Gaby Hoffmann: From Hollywood to Bohemia and (Sort of) Back Again
Gaby Hoffmann, right, and Michael Cera in 'Crystal Fairy' (Photo: IFC Films)
She was a child star in "Field of Dreams,” "Uncle Buck," "This Is My Life," "Now and Then" and “Sleepless in Seattle,” as well as in TV series and a small screen version of “Freaky Friday."
But the Hollywood rat race wasn’t for Gaby Hoffmann. She went to college, became a doula (a person who helps home-birthing women when they’re in labor) and otherwise indulged her intellectual curiosity (“I spent most of the last 10 years doing very little,” she jokes).
This summer she’s back on screen, in the first of a quartet of indie films, playing the free-spirited title character opposite Michael Cera in Sebastián Silva’s Chilean travelogue “Crystal Fairy,” which opens wide in July after receiving a World Cinema Directing Award following its premiere at the Sundance Film Festival earlier this year.

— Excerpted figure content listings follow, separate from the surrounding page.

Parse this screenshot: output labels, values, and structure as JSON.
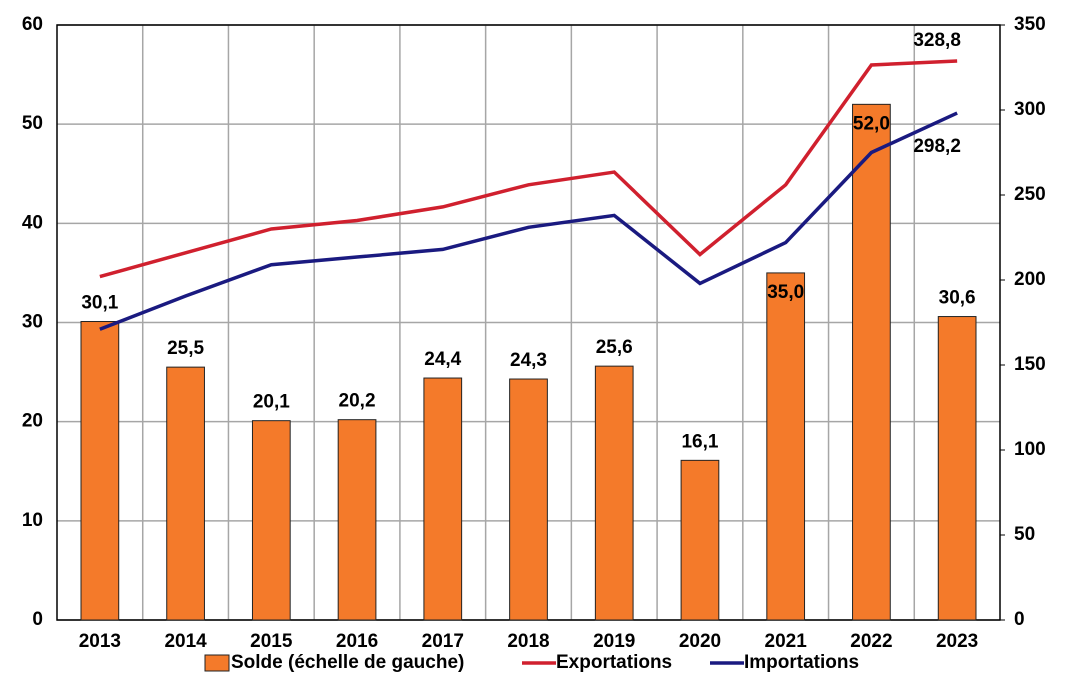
{
  "chart_data": {
    "type": "bar",
    "categories": [
      "2013",
      "2014",
      "2015",
      "2016",
      "2017",
      "2018",
      "2019",
      "2020",
      "2021",
      "2022",
      "2023"
    ],
    "values": [
      30.1,
      25.5,
      20.1,
      20.2,
      24.4,
      24.3,
      25.6,
      16.1,
      35.0,
      52.0,
      30.6
    ],
    "value_labels": [
      "30,1",
      "25,5",
      "20,1",
      "20,2",
      "24,4",
      "24,3",
      "25,6",
      "16,1",
      "35,0",
      "52,0",
      "30,6"
    ],
    "name": "Solde (échelle de gauche)",
    "color": "#f47a2a",
    "ylim": [
      0,
      60
    ],
    "yticks": [
      0,
      10,
      20,
      30,
      40,
      50,
      60
    ],
    "y2lim": [
      0,
      350
    ],
    "y2ticks": [
      0,
      50,
      100,
      150,
      200,
      250,
      300,
      350
    ],
    "grid": true,
    "legend": "bottom",
    "series": [
      {
        "name": "Exportations",
        "color": "#d0202e",
        "axis": "y2",
        "type": "line",
        "values": [
          202,
          216,
          230,
          235,
          243,
          256,
          263.5,
          215,
          256,
          326.5,
          328.8
        ],
        "value_labels": [
          null,
          null,
          null,
          null,
          null,
          null,
          null,
          null,
          null,
          null,
          "328,8"
        ]
      },
      {
        "name": "Importations",
        "color": "#1a1a80",
        "axis": "y2",
        "type": "line",
        "values": [
          171,
          190.6,
          209,
          213.5,
          218,
          231,
          238,
          198,
          222,
          275,
          298.2
        ],
        "value_labels": [
          null,
          null,
          null,
          null,
          null,
          null,
          null,
          null,
          null,
          null,
          "298,2"
        ]
      }
    ]
  }
}
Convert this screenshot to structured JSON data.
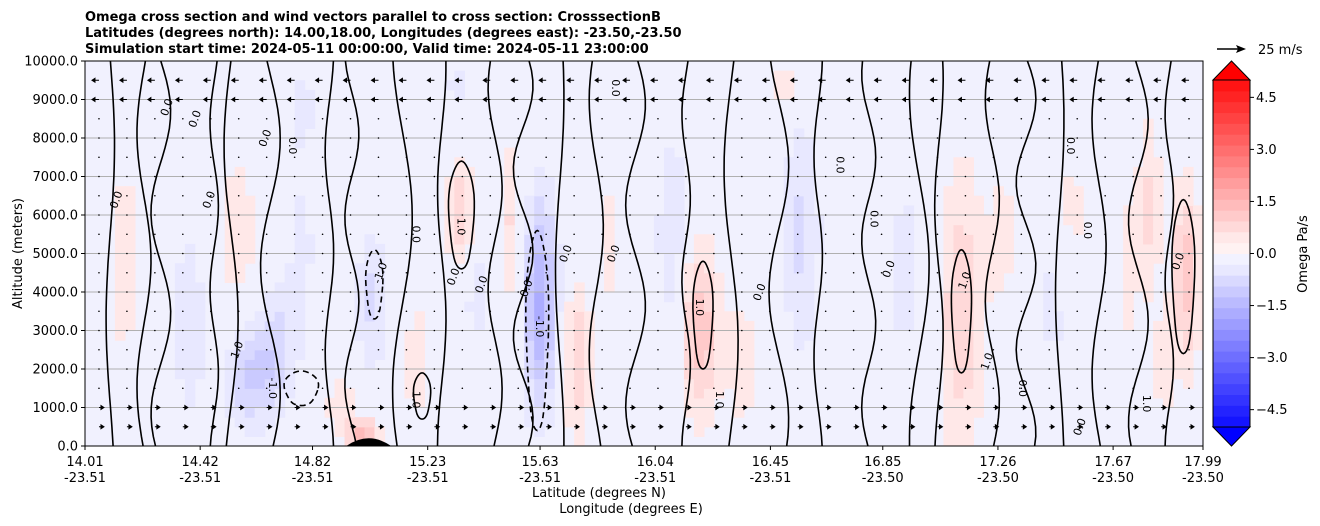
{
  "chart_data": {
    "type": "contour",
    "title_lines": [
      "Omega cross section and wind vectors parallel to cross section: CrosssectionB",
      "Latitudes (degrees north): 14.00,18.00, Longitudes (degrees east): -23.50,-23.50",
      "Simulation start time: 2024-05-11 00:00:00, Valid time: 2024-05-11 23:00:00"
    ],
    "ylabel": "Altitude (meters)",
    "xlabel_lines": [
      "Latitude (degrees N)",
      "Longitude (degrees E)"
    ],
    "ylim": [
      0,
      10000
    ],
    "yticks": [
      {
        "v": 0,
        "label": "0.0"
      },
      {
        "v": 1000,
        "label": "1000.0"
      },
      {
        "v": 2000,
        "label": "2000.0"
      },
      {
        "v": 3000,
        "label": "3000.0"
      },
      {
        "v": 4000,
        "label": "4000.0"
      },
      {
        "v": 5000,
        "label": "5000.0"
      },
      {
        "v": 6000,
        "label": "6000.0"
      },
      {
        "v": 7000,
        "label": "7000.0"
      },
      {
        "v": 8000,
        "label": "8000.0"
      },
      {
        "v": 9000,
        "label": "9000.0"
      },
      {
        "v": 10000,
        "label": "10000.0"
      }
    ],
    "xlim": [
      14.01,
      17.99
    ],
    "xticks": [
      {
        "lat": 14.01,
        "lat_label": "14.01",
        "lon_label": "-23.51"
      },
      {
        "lat": 14.42,
        "lat_label": "14.42",
        "lon_label": "-23.51"
      },
      {
        "lat": 14.82,
        "lat_label": "14.82",
        "lon_label": "-23.51"
      },
      {
        "lat": 15.23,
        "lat_label": "15.23",
        "lon_label": "-23.51"
      },
      {
        "lat": 15.63,
        "lat_label": "15.63",
        "lon_label": "-23.51"
      },
      {
        "lat": 16.04,
        "lat_label": "16.04",
        "lon_label": "-23.51"
      },
      {
        "lat": 16.45,
        "lat_label": "16.45",
        "lon_label": "-23.51"
      },
      {
        "lat": 16.85,
        "lat_label": "16.85",
        "lon_label": "-23.50"
      },
      {
        "lat": 17.26,
        "lat_label": "17.26",
        "lon_label": "-23.50"
      },
      {
        "lat": 17.67,
        "lat_label": "17.67",
        "lon_label": "-23.50"
      },
      {
        "lat": 17.99,
        "lat_label": "17.99",
        "lon_label": "-23.50"
      }
    ],
    "grid": "horizontal",
    "colorbar": {
      "label": "Omega Pa/s",
      "range": [
        -5,
        5
      ],
      "extend": "both",
      "ticks": [
        {
          "v": 4.5,
          "label": "4.5"
        },
        {
          "v": 3.0,
          "label": "3.0"
        },
        {
          "v": 1.5,
          "label": "1.5"
        },
        {
          "v": 0.0,
          "label": "0.0"
        },
        {
          "v": -1.5,
          "label": "−1.5"
        },
        {
          "v": -3.0,
          "label": "−3.0"
        },
        {
          "v": -4.5,
          "label": "−4.5"
        }
      ]
    },
    "quiver_key": {
      "label": "25 m/s",
      "speed": 25
    },
    "contour_labels": [
      "0.0",
      "1.0",
      "-1.0"
    ],
    "colors": {
      "positive": "#ff0000",
      "negative": "#0000ff",
      "neutral": "#ffffff",
      "grid": "#b0b0b0"
    }
  }
}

Yahoo! Movies recently spoke with Hoffmann one-on-one about the movie, the hallucinogenic effects of the San Pedro cactus, and, ahem, pubic wigs.

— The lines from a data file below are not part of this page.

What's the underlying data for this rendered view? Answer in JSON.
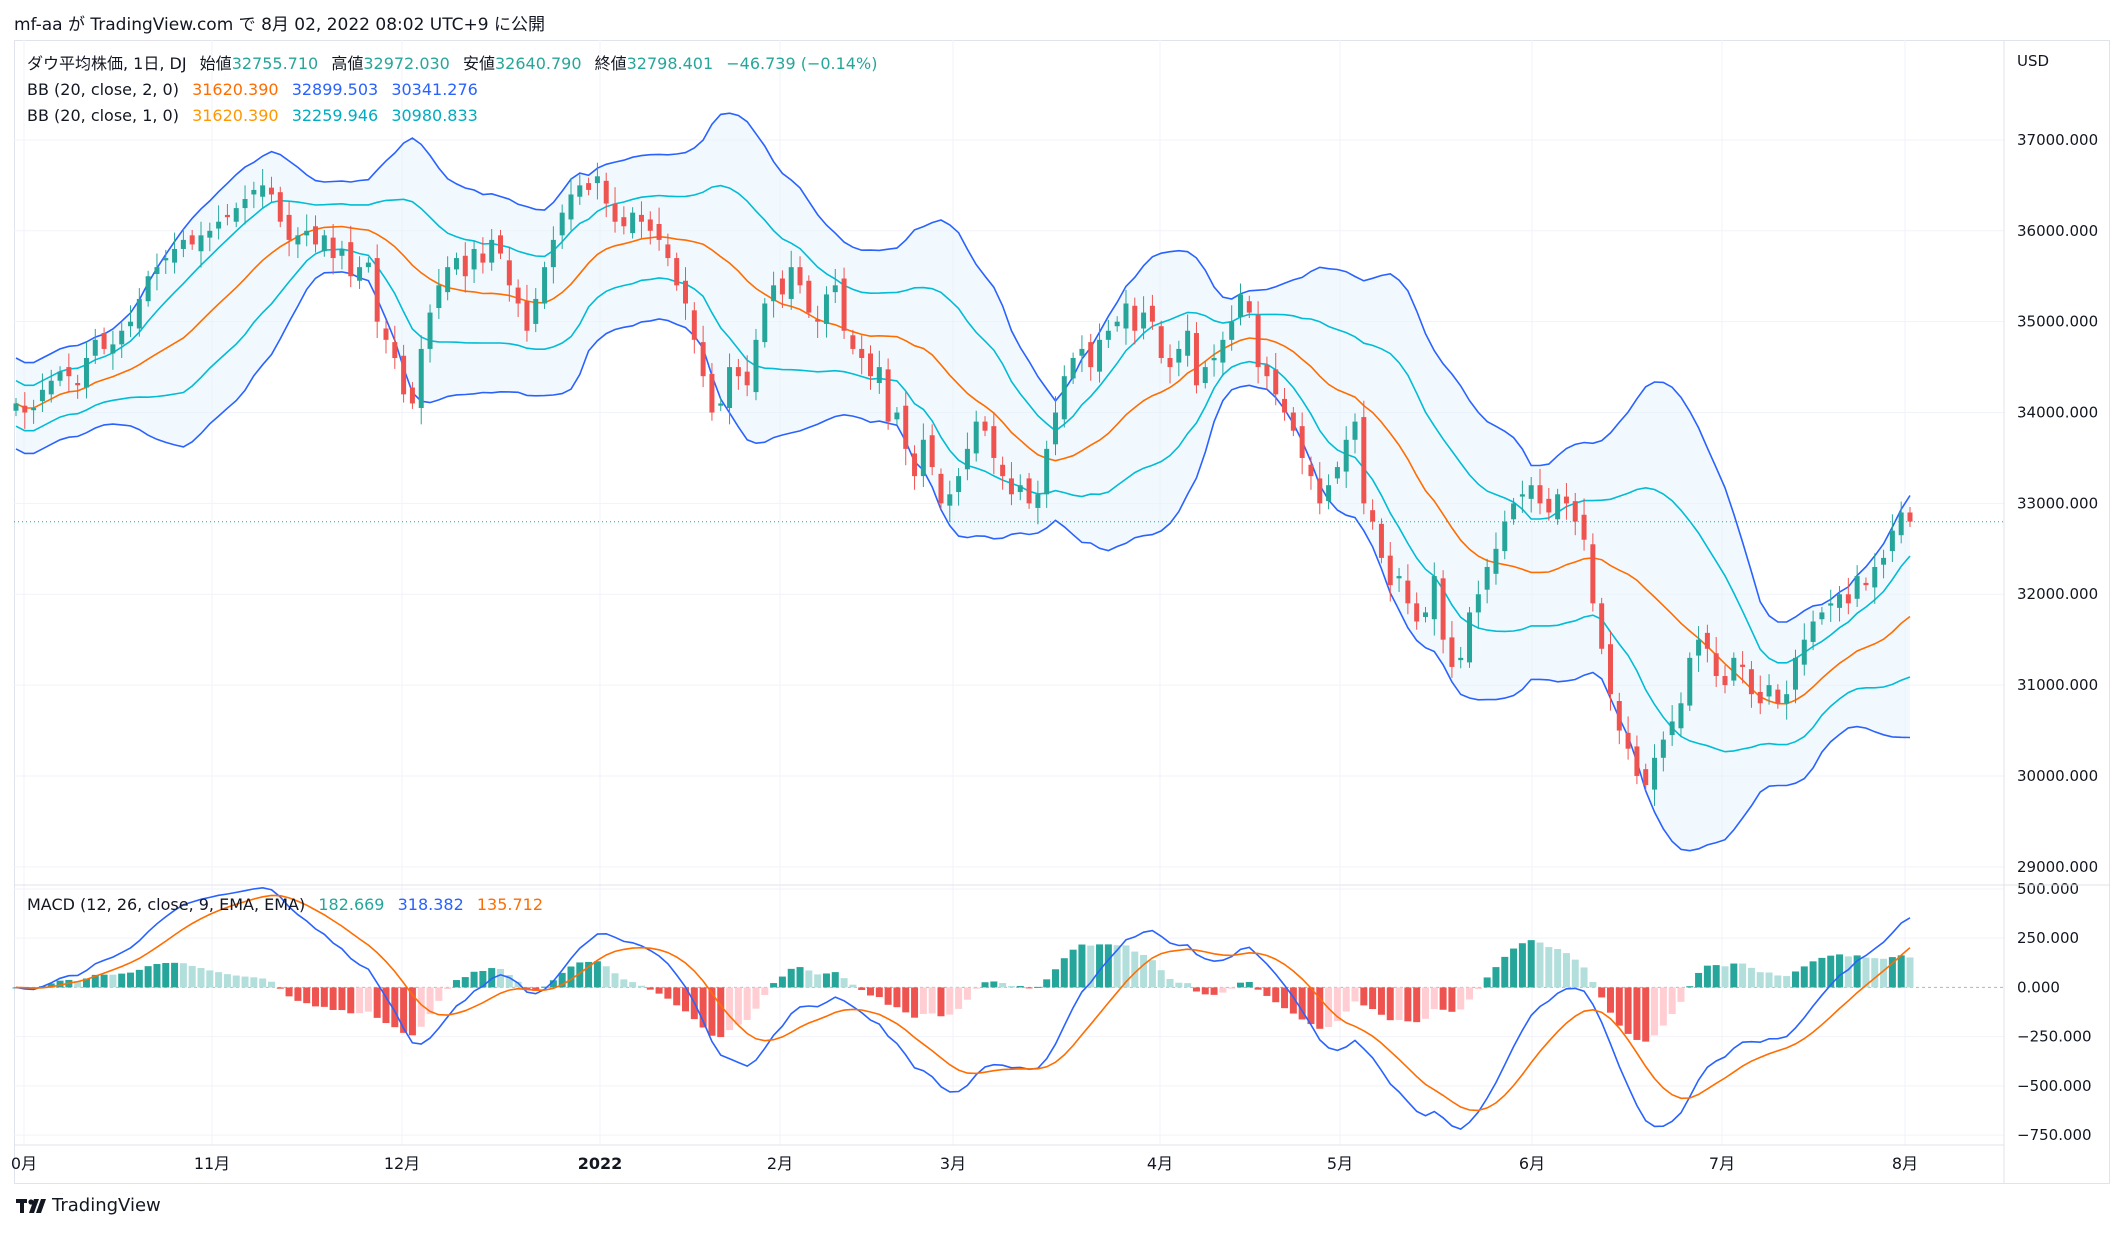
{
  "header": "mf-aa が TradingView.com で 8月 02, 2022 08:02 UTC+9 に公開",
  "currency": "USD",
  "brand": "TradingView",
  "legend": {
    "title": "ダウ平均株価, 1日, DJ",
    "o_label": "始値",
    "o_val": "32755.710",
    "h_label": "高値",
    "h_val": "32972.030",
    "l_label": "安値",
    "l_val": "32640.790",
    "c_label": "終値",
    "c_val": "32798.401",
    "change": "−46.739 (−0.14%)",
    "bb2": {
      "label": "BB (20, close, 2, 0)",
      "basis": "31620.390",
      "upper": "32899.503",
      "lower": "30341.276"
    },
    "bb1": {
      "label": "BB (20, close, 1, 0)",
      "basis": "31620.390",
      "upper": "32259.946",
      "lower": "30980.833"
    },
    "macd": {
      "label": "MACD (12, 26, close, 9, EMA, EMA)",
      "hist": "182.669",
      "macd": "318.382",
      "signal": "135.712"
    }
  },
  "colors": {
    "up": "#26a69a",
    "down": "#ef5350",
    "up_light": "#b2dfdb",
    "down_light": "#ffcdd2",
    "bb2_band": "#2962ff",
    "bb1_band": "#00bcd4",
    "basis": "#ff6d00",
    "macd_line": "#2962ff",
    "signal_line": "#ff6d00",
    "fill": "#e3f2fd",
    "text_muted": "#131722"
  },
  "chart_data": {
    "type": "candlestick",
    "title": "ダウ平均株価, 1日, DJ",
    "x_labels": [
      "0月",
      "11月",
      "12月",
      "2022",
      "2月",
      "3月",
      "4月",
      "5月",
      "6月",
      "7月",
      "8月"
    ],
    "y_ticks": [
      "37000.000",
      "36000.000",
      "35000.000",
      "34000.000",
      "33000.000",
      "32000.000",
      "31000.000",
      "30000.000",
      "29000.000"
    ],
    "y_range": [
      28800,
      38100
    ],
    "macd_ticks": [
      "500.000",
      "250.000",
      "0.000",
      "−250.000",
      "−500.000",
      "−750.000"
    ],
    "macd_range": [
      -800,
      520
    ],
    "last_close": 32798.4,
    "closes": [
      34100,
      34000,
      34050,
      34250,
      34350,
      34450,
      34400,
      34300,
      34600,
      34800,
      34700,
      34750,
      34900,
      35000,
      35250,
      35500,
      35600,
      35700,
      35800,
      35900,
      35850,
      35950,
      36000,
      36100,
      36150,
      36250,
      36350,
      36450,
      36500,
      36400,
      36100,
      35900,
      35950,
      36000,
      35850,
      35950,
      35700,
      35800,
      35500,
      35600,
      35650,
      35000,
      34800,
      34600,
      34200,
      34100,
      34700,
      35100,
      35400,
      35600,
      35700,
      35500,
      35800,
      35650,
      35900,
      35750,
      35400,
      35200,
      34900,
      35250,
      35600,
      35900,
      36200,
      36400,
      36500,
      36450,
      36600,
      36300,
      36100,
      36050,
      36200,
      36100,
      36000,
      35900,
      35700,
      35400,
      35200,
      34800,
      34400,
      34000,
      34100,
      34500,
      34400,
      34300,
      34800,
      35200,
      35400,
      35300,
      35600,
      35400,
      35100,
      35000,
      35300,
      35400,
      34900,
      34700,
      34600,
      34400,
      34500,
      33900,
      34000,
      33600,
      33300,
      33700,
      33400,
      33000,
      33100,
      33300,
      33600,
      33900,
      33800,
      33500,
      33300,
      33100,
      33200,
      33000,
      33100,
      33600,
      34000,
      34400,
      34600,
      34700,
      34500,
      34800,
      34900,
      35000,
      35200,
      34900,
      35100,
      35000,
      34600,
      34500,
      34700,
      34900,
      34300,
      34500,
      34600,
      34800,
      35000,
      35300,
      35100,
      34500,
      34400,
      34200,
      34000,
      33800,
      33500,
      33300,
      33000,
      33200,
      33400,
      33700,
      33900,
      33000,
      32800,
      32400,
      32100,
      32200,
      31900,
      31700,
      31800,
      32200,
      31500,
      31200,
      31300,
      31800,
      32000,
      32300,
      32500,
      32800,
      33000,
      33100,
      33200,
      33000,
      32900,
      33100,
      33000,
      32800,
      32600,
      31900,
      31400,
      30900,
      30500,
      30300,
      30000,
      29900,
      30200,
      30400,
      30600,
      30800,
      31300,
      31500,
      31400,
      31100,
      31000,
      31300,
      31200,
      30900,
      30800,
      31000,
      30800,
      30900,
      31300,
      31500,
      31700,
      31800,
      31900,
      32000,
      31900,
      32200,
      32100,
      32300,
      32400,
      32700,
      32900,
      32800
    ],
    "series": [
      {
        "name": "BB (20, close, 2, 0)",
        "kind": "band",
        "values": [
          "upper",
          "basis",
          "lower"
        ]
      },
      {
        "name": "BB (20, close, 1, 0)",
        "kind": "band",
        "values": [
          "upper",
          "basis",
          "lower"
        ]
      },
      {
        "name": "MACD (12, 26, close, 9, EMA, EMA)",
        "kind": "oscillator"
      }
    ]
  }
}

Brent Simon: This movie came about fairly quickly, because of your relationship with Sebastián, right?
Gaby Hoffmann: Michael was down in Chile for three months, learning Spanish and preparing for “Magic Magic” (another film with Silva). But their film kept getting pushed because of the money or whatever. Sebastián and I had worked together before and became good friends. I love him to death and would do anything he asked me to do. He asked if I wanted to come down and spend a couple weeks doing it, so it was a no-brainer. There was no script, only an outline that we improvised from. We spent a week in Santiago doing pre-production, which really just meant hanging out and talking. And then we got in a suburban with another van behind us and drove up to the desert for 14 days — I’d say eight of them driving and stopping, and six of them on the beach in the desert.
BS: In the film Michael’s character accidentally invites along Crystal Fairy on this camping trip, and for a while one thinks the movie is going to be just about her suffocating these guys and them flipping out on her. But it evolves into something else. What was Sebastián's guidance?
GH: He said there was this woman named Crystal Fairy he met, and they went to the beach and took peyote and [that] she was kind of crazy and amazing and they had a weird relationship, and then he never saw her again [even though] she changed his life. In the film Michael’s character thinks it’s all about the drugs, but of course it’s not. But we talked about the drugs, we took the drugs…
BS: What’s the effect it produces?
GH: It’s like being on mushrooms. It’s a very sort of super-soft tweaking of your senses. Everything is a little electric and alive and extra beautiful, and you feel that your skin is the same as the air and your body is the same as the Earth. It’s very pleasant, and a beautiful experience.
Gabby Hoffman at this year's Sundance Film Festival, left, and in 'Field of Dreams' (Photo: WireImage/Everett)
BS: Crystal obviously has a tremendous amount of body comfort — do you have that in real life, or was the movie’s nudity anxiety-provoking?